Key Reasons for Choosing KNN
- Highest Accuracy (89%):
- KNN achieved the highest accuracy among all models, indicating that it correctly classified the most samples.
- Strong Recall (92%):
- KNN had the highest recall for detecting heart disease cases, which is critical in healthcare applications where missing true positives can have severe consequences.
- Best AUC-ROC (0.94):
- KNN demonstrated the highest AUC-ROC score, reflecting its strong ability to distinguish between heart disease and non-heart disease cases.
- Lowest RMS Error (0.29):
- KNN had the lowest RMS Error, indicating fewer prediction errors and better overall predictive accuracy.
- Balanced Precision and Recall:
- KNN maintained a high precision (89%) and recall (91%), showing a good balance between avoiding false positives and identifying true positives. Why KNN is Suitable for Heart Disease Prediction
- Interpretability:
- While KNN is not as interpretable as linear models like Logistic Regression, its simplicity and ease of implementation make it a practical choice for many applications.
- Robustness to Noise:
- KNN can handle noisy data to some extent, which is beneficial in real-world datasets where data quality may vary.
- Flexibility:
- KNN can be easily tuned by adjusting the number of neighbors (n_neighbors) to improve performance on specific datasets. Considerations for Other Models XGBoost: Offers high recall but slightly lower accuracy and AUC-ROC compared to KNN. Logistic Regression: Provides balanced performance but is less accurate than KNN. Decision Tree: provides reliable performance but is outperformed by KNN and XGBoost.

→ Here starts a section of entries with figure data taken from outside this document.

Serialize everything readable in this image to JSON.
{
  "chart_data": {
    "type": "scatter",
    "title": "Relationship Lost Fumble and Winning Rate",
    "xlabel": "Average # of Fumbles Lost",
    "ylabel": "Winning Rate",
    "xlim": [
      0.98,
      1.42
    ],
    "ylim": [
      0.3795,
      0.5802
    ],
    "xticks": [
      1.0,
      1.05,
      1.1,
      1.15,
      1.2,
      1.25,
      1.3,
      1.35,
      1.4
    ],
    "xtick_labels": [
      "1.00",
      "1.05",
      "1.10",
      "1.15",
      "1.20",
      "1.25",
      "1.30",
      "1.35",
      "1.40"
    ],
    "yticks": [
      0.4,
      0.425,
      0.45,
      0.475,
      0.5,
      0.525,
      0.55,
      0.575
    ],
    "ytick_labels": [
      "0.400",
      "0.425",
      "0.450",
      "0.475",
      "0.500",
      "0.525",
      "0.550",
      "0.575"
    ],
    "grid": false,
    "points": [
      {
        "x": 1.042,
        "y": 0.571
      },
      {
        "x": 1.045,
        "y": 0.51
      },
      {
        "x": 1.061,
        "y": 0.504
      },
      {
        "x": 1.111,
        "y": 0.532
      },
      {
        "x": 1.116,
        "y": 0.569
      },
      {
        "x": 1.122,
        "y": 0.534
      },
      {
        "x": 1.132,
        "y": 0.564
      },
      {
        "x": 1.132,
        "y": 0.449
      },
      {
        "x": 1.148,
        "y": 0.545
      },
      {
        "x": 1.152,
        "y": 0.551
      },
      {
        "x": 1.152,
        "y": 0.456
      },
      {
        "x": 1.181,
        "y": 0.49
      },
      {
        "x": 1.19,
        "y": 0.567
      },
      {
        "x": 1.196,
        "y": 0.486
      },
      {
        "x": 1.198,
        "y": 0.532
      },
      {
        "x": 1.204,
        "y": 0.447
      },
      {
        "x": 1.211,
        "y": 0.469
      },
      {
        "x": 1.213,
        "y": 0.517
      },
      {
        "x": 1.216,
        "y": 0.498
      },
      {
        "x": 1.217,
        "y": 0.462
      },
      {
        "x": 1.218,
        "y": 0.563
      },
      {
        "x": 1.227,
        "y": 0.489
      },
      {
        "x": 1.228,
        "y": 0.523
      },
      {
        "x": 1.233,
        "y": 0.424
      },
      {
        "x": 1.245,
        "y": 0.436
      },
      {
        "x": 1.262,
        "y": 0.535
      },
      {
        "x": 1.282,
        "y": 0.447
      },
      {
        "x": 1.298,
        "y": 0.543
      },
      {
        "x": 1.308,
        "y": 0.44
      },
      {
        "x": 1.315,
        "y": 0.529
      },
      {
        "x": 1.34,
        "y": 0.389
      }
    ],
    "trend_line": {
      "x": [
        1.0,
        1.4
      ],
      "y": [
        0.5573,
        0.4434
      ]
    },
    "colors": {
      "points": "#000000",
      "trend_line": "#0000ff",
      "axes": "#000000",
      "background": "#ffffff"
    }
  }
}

KNN is the best choice for heart disease prediction due to its high accuracy, strong recall, and excellent AUC-ROC score. Its ability to minimize prediction errors while maintaining a good balance between precision and recall makes it particularly suitable for healthcare applications where accurate detection of heart disease is critical.